The "evil genius" gets it right, as usual. I just wish he would wait until AFTER the election to try to help Obama.
Palin Energizing Women From All Walks of Life By Anne E. Kornblut Washington Post Staff Writer
Susie Baron is a Republican, a mother of two and a home-schooler. She voted for Mike Huckabee in the Ohio primary, but now -- because of Sarah Palin -- she thinks she is part of something much bigger.
"I wouldn't even call it a Palin movement, I'd call it a sleeping giant that has been awakened," Baron, 56, said at a rally here Tuesday. She described its members as a silent majority of women in Middle America who "are raising our families, who work if we have to, but love our country and our families first."
"And until now, we haven't had anyone to identify with," Baron said, adding that traditional feminist groups such as the National Organization for Women do "not represent me."

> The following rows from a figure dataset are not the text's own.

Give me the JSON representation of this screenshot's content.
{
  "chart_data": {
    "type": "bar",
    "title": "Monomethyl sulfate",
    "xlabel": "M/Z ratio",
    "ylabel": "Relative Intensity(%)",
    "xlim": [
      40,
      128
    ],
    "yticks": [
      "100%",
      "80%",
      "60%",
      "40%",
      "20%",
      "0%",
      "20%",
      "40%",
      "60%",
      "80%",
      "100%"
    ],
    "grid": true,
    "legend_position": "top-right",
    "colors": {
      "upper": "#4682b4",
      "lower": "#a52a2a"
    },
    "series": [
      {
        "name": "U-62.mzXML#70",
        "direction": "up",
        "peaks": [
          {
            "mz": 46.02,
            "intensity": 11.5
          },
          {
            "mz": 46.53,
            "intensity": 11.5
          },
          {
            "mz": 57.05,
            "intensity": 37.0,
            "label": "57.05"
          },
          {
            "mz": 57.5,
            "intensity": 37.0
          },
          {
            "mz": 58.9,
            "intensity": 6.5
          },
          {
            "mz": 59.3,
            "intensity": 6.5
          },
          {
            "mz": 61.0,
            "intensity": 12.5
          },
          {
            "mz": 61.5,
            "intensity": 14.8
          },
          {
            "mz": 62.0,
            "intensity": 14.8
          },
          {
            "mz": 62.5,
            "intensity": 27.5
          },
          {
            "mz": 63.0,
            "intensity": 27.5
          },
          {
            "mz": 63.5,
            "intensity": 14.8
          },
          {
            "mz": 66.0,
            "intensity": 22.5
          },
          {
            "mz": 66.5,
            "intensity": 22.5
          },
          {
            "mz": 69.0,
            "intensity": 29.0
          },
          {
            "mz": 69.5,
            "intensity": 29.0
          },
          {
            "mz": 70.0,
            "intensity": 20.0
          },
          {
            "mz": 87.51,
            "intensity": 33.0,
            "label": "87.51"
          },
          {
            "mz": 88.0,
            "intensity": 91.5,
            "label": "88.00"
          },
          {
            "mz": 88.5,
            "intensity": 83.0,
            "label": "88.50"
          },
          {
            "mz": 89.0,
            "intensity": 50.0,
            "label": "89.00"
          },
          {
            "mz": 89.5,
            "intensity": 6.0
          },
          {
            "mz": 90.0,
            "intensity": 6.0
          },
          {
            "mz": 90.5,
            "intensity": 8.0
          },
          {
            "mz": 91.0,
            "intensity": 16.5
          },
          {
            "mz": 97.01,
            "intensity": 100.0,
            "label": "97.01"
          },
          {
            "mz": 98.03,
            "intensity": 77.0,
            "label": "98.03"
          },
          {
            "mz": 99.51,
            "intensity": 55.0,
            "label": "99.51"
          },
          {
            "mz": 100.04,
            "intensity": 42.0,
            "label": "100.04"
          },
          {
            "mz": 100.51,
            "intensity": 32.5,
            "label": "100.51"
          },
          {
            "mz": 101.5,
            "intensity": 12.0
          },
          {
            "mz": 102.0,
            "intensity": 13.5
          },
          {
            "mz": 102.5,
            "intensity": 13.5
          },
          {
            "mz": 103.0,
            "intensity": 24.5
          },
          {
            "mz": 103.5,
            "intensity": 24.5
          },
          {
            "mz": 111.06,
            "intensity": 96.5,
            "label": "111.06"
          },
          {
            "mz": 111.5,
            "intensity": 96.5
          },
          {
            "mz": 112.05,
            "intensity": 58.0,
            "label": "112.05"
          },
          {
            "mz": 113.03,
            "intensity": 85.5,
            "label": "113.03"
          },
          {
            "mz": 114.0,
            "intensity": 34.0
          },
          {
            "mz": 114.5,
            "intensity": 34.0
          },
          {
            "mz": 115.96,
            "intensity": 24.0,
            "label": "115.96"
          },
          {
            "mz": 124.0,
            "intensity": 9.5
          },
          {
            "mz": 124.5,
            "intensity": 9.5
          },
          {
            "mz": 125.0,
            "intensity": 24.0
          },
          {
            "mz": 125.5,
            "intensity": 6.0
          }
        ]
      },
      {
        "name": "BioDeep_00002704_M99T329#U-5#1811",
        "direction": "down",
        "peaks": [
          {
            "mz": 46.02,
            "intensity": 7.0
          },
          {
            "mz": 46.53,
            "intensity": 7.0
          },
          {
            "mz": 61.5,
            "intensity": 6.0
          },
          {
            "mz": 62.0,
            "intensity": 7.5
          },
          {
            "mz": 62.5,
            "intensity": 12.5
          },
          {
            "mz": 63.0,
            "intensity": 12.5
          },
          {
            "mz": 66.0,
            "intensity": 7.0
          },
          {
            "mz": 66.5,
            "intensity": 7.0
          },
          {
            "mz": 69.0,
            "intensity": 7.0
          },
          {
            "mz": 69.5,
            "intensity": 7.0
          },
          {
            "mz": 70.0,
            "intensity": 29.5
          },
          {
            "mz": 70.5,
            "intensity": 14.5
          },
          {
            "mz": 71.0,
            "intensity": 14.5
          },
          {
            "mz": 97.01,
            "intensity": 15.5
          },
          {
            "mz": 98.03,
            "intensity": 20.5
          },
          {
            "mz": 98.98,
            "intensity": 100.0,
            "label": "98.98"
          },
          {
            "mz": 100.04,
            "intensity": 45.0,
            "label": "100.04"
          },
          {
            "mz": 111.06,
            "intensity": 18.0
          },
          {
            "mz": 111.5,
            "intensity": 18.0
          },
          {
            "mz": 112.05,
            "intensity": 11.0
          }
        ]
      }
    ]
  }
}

Ben Smith's Blog: Obama: 'Lipstick on a pig' - Politico.com
Obama poked fun of McCain and Palin's new "change" mantra.The crowd apparently took the "lipstick" line as a reference to Palin, who described the difference between a hockey mom and a pit bull in a single word: "lipstick."

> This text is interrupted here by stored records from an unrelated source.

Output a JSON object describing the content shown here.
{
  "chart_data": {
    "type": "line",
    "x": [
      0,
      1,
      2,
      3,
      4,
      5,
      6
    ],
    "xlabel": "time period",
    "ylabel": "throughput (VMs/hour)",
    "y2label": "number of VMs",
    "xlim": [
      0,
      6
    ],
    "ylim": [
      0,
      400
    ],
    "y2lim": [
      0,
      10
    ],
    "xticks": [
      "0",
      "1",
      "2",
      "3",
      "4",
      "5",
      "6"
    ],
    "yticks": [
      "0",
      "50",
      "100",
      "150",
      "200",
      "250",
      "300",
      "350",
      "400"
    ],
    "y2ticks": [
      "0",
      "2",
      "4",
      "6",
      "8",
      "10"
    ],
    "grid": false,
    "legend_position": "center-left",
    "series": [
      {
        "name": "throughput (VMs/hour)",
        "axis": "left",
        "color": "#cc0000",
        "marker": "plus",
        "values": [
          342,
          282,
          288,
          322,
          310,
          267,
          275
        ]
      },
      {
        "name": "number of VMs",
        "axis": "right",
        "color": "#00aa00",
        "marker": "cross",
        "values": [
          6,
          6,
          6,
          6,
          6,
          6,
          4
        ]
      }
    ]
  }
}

OK, OK. I know this is probably not what he meant but you know he's just been to imply it. Unfortunately for him, some people won't get it and will think it's really rude. I say - too bad. He should have known this would come back to bite him.

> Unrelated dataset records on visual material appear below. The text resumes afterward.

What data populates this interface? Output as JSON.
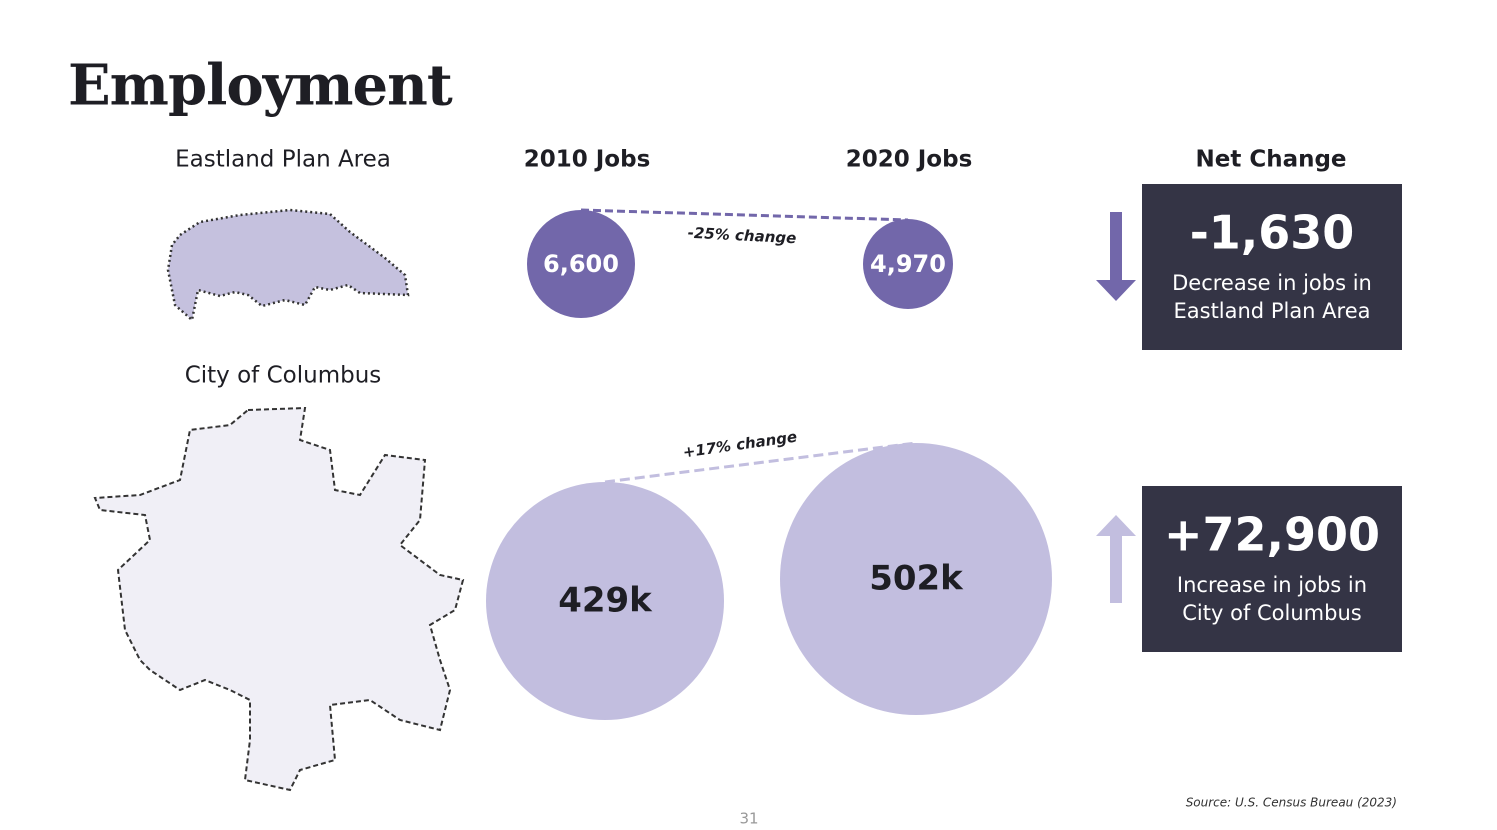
{
  "title": "Employment",
  "headers": [
    "2010 Jobs",
    "2020 Jobs",
    "Net Change"
  ],
  "rows": [
    {
      "area": "Eastland Plan Area",
      "jobs_2010": "6,600",
      "jobs_2020": "4,970",
      "change_label": "-25% change",
      "net_change": "-1,630",
      "description": [
        "Decrease in jobs in",
        "Eastland Plan Area"
      ]
    },
    {
      "area": "City of Columbus",
      "jobs_2010": "429k",
      "jobs_2020": "502k",
      "change_label": "+17% change",
      "net_change": "+72,900",
      "description": [
        "Increase in jobs in",
        "City of Columbus"
      ]
    }
  ],
  "source": "Source: U.S. Census Bureau (2023)",
  "page_number": "31"
}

American Thinker: The Culture War's Decisive Battle has Begun
from the article:
By choosing Governor Sarah Palin as his running mate -- and by staking his own claim to the presidency on "Country First" more than on any specific policy initiative -- John McCain has thrown the switch and put us Traditionalists onto the offense. By doing so he has unleashed the energy and the will to victory among Traditionalists that have been dormant for so long the Left-Wing Liberals mistakenly assumed we'd lost. And by taking the over-confident Left-Wing Liberals so completely by surprise, McCain has stunned them into revealing themselves for the vicious phonies that they are.
As a result, what started out as a typical campaign between Republicans and Democrats -- each party trying to hold its base while attracting enough independent voters to win -- has exploded into the Culture War's decisive battle.